Did you miss the Ask the Expert session on Text Mining: Getting Started? Not to worry, you can catch it on-demand at your leisure. I’ve attached the slides as well.
In this session, attendees learned to:
Here are some highlighted questions from the Q&A segment held at the end of the session for ease of reference.
Q1: What languages does Text Miner support?
A: These languages are supported in SAS Text Miner: Arabic, Chinese (simplified and traditional), Czech, Danish, Dutch, English, Finnish, French, German, Greek, Hebrew, Hungarian, Indonesian, Italian, Japanese, Korean, Norwegian, Polish, Portuguese, Romanian, Russian, Slovak, Spanish, Swedish, Thai, Turkish, and Vietnamese. Each language must be licensed individually.
Q2: Do I have to have Enterprise Miner in order to use Text Miner?
A: Yes. Text Miner is an add-on to SAS Enterprise Miner. It is a separate group of nodes within the Enterprise Miner interface that enables the processing of unstructured data. As demonstrated, Text Mining can take advantage of Enterprise Miner nodes like Segment Profile. Also, as demonstrated, mining of unstructured data can be combined with mining of structured data to develop predictive models with a greater lift of predictive power.
Q3: Do my text documents have to be a SAS dataset to use in Text Miner?
A: No. The Text Import node has the capability to import text in different formats, such as Word, Excel, Powerpoint, and .pdf.
Q4: Can I use my own Stop/Start list in the Parsing Node?
A: Yes. You can create your own SAS datasets as Stop or Start lists. The format for this datasets is documented in the Text Miner documentation. Samples are provided in the SAMPSIO sample library.
Q5: Does the order of the nodes make a difference in Text Miner?
A: Yes. After the text data is brought in, the text parsing node must precede the text filter node. The other text nodes can be added in any order.
Q6: Can you pull all the email addresses out of the text document collection?

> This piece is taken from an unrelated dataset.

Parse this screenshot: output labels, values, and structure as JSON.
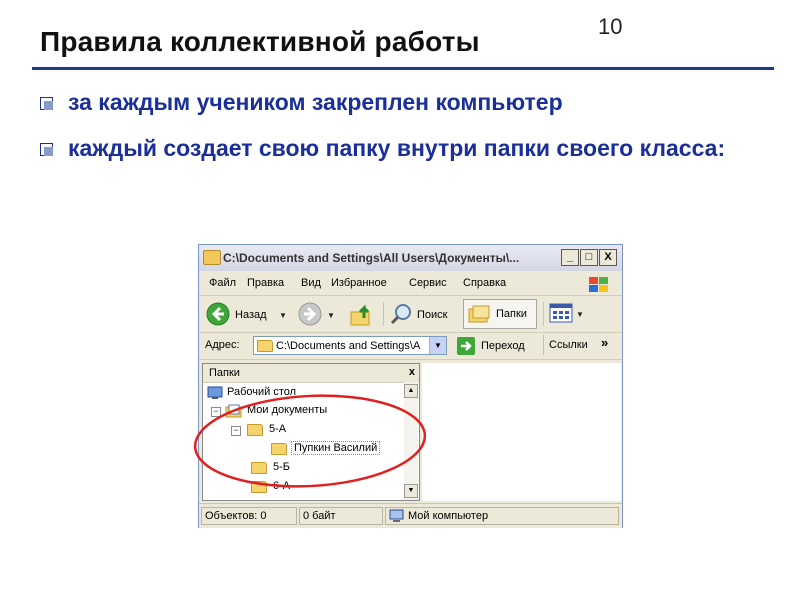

A: Yes I recommend that you turn on ”Find Entities” in the properties of the Text Parsing Node. Then, when viewing the results of that node’s run, save the “Terms” table.The terms table will include all the terms and their Roles. Query that table for all the terms with the role “Internet”.The "Internet" role captures email addresses and URLs.
Q7: Is it possible to select a different cluster algorithm for text clustering?
A: Yes, you can choose either Expectation-Maximization or Hierarchical.
Q8: Does SAS Text Miner work effectively for all lengths of data? For example, will it work just as well for a Twitter feed as if would for a 10-page paper?
A: Yes. Despite the length of the document, SAS Text Miner efficiently handles the task of breaking text into terms/entities. I've personally gotten great results with both long documents and twitter feeds. However, analyzing social media text comes with extra challenges because of the short text length, acronyms, and slang.